Explanation: After keying ex_windows on g, start, end, foverlaps() knows which columns define the interval. The event t = 3 falls inside the first window only, so the second window is filtered out.

These functions pair naturally with foverlaps() for keyed and joined work:

  • setkey() sorts and indexes the right-hand table before any overlap join.
  • merge() performs a standard equi-join when no interval logic is needed.
  • shift() lags or leads a column, often used to build a [start, end] pair.
  • rbindlist() stacks the rows returned from many overlap joins quickly.

See the official data.table foverlaps reference for the full argument list.

FAQ

What is the difference between foverlaps and merge in data.table?

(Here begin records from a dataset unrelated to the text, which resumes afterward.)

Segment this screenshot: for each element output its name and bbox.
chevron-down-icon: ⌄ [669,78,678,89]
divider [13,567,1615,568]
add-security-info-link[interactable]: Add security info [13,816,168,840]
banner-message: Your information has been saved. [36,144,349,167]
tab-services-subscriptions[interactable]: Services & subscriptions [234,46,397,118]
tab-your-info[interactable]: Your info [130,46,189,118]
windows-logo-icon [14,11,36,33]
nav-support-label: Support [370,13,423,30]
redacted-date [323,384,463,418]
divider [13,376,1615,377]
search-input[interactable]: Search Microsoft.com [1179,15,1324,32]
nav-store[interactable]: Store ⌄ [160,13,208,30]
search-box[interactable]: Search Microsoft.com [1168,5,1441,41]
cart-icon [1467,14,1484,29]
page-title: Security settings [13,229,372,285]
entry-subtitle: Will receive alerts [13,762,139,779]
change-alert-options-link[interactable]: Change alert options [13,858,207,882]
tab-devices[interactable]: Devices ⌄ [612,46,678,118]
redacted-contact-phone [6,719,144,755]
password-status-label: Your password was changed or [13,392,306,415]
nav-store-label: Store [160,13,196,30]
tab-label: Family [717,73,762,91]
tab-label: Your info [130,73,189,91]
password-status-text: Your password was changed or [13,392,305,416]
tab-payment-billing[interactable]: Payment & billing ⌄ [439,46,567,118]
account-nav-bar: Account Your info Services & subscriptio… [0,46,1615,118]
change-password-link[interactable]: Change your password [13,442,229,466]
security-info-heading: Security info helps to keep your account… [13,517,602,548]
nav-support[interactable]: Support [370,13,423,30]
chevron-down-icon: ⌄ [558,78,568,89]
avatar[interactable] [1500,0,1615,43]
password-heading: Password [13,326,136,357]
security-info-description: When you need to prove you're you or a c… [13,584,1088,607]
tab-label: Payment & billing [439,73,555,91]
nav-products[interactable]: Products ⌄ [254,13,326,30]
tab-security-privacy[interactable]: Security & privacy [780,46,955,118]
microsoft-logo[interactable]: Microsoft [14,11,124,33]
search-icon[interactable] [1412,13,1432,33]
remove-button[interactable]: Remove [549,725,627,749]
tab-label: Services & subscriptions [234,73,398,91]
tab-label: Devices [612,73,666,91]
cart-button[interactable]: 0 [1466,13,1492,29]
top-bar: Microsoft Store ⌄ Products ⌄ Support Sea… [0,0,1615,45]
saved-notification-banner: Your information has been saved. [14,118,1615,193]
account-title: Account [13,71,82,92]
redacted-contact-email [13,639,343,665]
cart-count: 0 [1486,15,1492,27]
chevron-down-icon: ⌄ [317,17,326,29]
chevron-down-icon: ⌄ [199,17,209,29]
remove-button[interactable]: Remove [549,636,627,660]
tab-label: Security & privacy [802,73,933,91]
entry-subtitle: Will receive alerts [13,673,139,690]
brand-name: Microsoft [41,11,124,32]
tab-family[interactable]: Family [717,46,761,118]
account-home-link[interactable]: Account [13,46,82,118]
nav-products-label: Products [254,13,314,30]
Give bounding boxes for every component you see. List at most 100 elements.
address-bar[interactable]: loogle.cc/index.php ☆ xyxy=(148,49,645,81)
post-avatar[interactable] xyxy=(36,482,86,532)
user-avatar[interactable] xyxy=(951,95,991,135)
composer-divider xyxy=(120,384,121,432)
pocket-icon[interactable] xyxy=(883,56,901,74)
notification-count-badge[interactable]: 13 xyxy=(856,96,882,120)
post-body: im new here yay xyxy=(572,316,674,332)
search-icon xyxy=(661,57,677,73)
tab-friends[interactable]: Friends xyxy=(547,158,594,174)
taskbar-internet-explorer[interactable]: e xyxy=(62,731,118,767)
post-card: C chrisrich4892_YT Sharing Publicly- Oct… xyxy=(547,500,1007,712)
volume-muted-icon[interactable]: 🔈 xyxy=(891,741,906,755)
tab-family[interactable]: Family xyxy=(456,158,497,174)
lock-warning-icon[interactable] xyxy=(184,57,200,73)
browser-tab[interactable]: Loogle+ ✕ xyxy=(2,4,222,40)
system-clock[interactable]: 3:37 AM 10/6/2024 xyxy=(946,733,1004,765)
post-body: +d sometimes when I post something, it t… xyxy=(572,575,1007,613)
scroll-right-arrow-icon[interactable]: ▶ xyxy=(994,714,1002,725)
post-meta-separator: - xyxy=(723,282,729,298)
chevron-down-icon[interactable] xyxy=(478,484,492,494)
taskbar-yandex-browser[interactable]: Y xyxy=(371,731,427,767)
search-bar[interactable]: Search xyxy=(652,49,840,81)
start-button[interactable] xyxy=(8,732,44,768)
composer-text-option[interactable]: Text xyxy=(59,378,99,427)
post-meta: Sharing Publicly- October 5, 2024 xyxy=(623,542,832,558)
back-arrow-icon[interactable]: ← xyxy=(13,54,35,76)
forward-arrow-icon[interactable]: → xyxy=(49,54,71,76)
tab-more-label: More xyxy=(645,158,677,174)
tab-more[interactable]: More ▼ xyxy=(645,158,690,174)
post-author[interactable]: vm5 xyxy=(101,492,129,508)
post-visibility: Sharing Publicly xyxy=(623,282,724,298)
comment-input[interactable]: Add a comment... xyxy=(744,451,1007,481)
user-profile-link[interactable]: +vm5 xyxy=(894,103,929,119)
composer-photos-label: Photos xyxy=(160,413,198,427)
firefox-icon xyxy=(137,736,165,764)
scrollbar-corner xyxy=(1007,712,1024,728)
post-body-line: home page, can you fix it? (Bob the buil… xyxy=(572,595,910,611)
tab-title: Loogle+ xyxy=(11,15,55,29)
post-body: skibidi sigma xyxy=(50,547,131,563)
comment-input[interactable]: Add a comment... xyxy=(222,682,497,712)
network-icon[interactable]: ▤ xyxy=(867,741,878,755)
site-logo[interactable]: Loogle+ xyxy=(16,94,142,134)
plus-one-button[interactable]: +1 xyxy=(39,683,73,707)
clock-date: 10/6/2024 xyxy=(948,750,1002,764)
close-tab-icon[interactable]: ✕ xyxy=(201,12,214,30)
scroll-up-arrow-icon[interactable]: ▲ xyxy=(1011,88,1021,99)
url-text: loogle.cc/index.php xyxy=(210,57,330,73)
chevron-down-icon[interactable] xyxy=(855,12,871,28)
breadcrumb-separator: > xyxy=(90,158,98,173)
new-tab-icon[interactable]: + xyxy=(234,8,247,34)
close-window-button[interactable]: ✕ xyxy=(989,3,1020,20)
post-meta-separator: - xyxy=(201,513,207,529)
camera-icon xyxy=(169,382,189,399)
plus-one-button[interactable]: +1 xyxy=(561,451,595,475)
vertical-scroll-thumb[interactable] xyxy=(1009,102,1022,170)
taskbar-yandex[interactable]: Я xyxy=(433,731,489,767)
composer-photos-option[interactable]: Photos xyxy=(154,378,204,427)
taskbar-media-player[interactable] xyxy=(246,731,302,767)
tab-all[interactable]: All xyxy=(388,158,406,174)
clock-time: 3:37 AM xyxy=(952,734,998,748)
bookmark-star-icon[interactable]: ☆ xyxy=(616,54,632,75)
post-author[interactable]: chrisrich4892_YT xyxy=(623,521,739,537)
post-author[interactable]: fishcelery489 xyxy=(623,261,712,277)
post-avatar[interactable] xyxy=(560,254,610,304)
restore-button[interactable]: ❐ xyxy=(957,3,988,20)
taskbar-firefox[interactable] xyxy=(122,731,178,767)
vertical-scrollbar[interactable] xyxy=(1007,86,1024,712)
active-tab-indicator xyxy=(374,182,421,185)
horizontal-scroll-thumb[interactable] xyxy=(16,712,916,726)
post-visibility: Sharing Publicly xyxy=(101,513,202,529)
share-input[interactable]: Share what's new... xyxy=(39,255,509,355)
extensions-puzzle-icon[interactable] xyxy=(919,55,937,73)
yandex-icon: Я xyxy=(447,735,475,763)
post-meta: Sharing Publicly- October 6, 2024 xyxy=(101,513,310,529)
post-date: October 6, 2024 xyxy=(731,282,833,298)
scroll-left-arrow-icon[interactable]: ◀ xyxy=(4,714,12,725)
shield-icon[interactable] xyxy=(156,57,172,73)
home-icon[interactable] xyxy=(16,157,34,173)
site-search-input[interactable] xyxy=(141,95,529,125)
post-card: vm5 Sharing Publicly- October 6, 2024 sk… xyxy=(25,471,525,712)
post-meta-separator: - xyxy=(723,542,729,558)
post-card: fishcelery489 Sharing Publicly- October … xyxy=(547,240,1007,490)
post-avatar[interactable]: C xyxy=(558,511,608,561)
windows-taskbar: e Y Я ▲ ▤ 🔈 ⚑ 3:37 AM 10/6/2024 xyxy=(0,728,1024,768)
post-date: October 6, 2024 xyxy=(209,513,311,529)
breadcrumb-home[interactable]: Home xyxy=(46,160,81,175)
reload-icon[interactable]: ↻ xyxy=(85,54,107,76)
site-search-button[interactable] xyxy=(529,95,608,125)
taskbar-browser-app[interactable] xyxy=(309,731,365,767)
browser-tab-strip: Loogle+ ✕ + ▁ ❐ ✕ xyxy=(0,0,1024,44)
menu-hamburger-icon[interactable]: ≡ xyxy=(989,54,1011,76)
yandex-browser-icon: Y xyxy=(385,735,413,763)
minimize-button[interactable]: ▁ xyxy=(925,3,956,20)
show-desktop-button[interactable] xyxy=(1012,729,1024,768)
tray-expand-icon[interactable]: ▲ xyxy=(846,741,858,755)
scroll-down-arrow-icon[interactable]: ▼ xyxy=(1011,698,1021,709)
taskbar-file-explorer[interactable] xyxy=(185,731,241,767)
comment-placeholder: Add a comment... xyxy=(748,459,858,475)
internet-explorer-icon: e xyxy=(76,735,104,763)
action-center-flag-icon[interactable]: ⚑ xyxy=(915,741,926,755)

merge() (or the y[x, on = ...] syntax) matches rows by equal key values. foverlaps() matches rows whose intervals overlap, so the join condition is x.start <= y.end AND x.end >= y.start rather than x.id == y.id. Use merge() when you have shared identifiers and foverlaps() when you need interval logic such as "event falls inside session" or "two date ranges intersect".

Why does foverlaps require setkey on y?

The function uses the key on y to identify the interval columns and to drive a binary-search-based scan that avoids comparing every pair of rows. Without a key it cannot know which columns are the start and end of the range, so it stops with an explicit error. Always call setkey(y, group_cols, start, end) first; the last two key columns must be the interval bounds.

Can foverlaps join on more than just intervals?

Yes. Any columns listed before start and end in the key are treated as equi-join columns. For example, setkey(y, region, from, to) joins rows only when region matches exactly and the date range overlaps. This is how you join interval data within groups, such as price windows per region or sessions per user.

How is foverlaps different from a rolling join?

A rolling join (y[x, on = "date", roll = TRUE]) finds the single nearest preceding key value for each row. An overlap join returns every y row whose interval intersects the x interval. Use rolling joins for snapshot-style lookups, such as the most recent price before a transaction, and foverlaps() when one or both sides has a range with a defined start and end.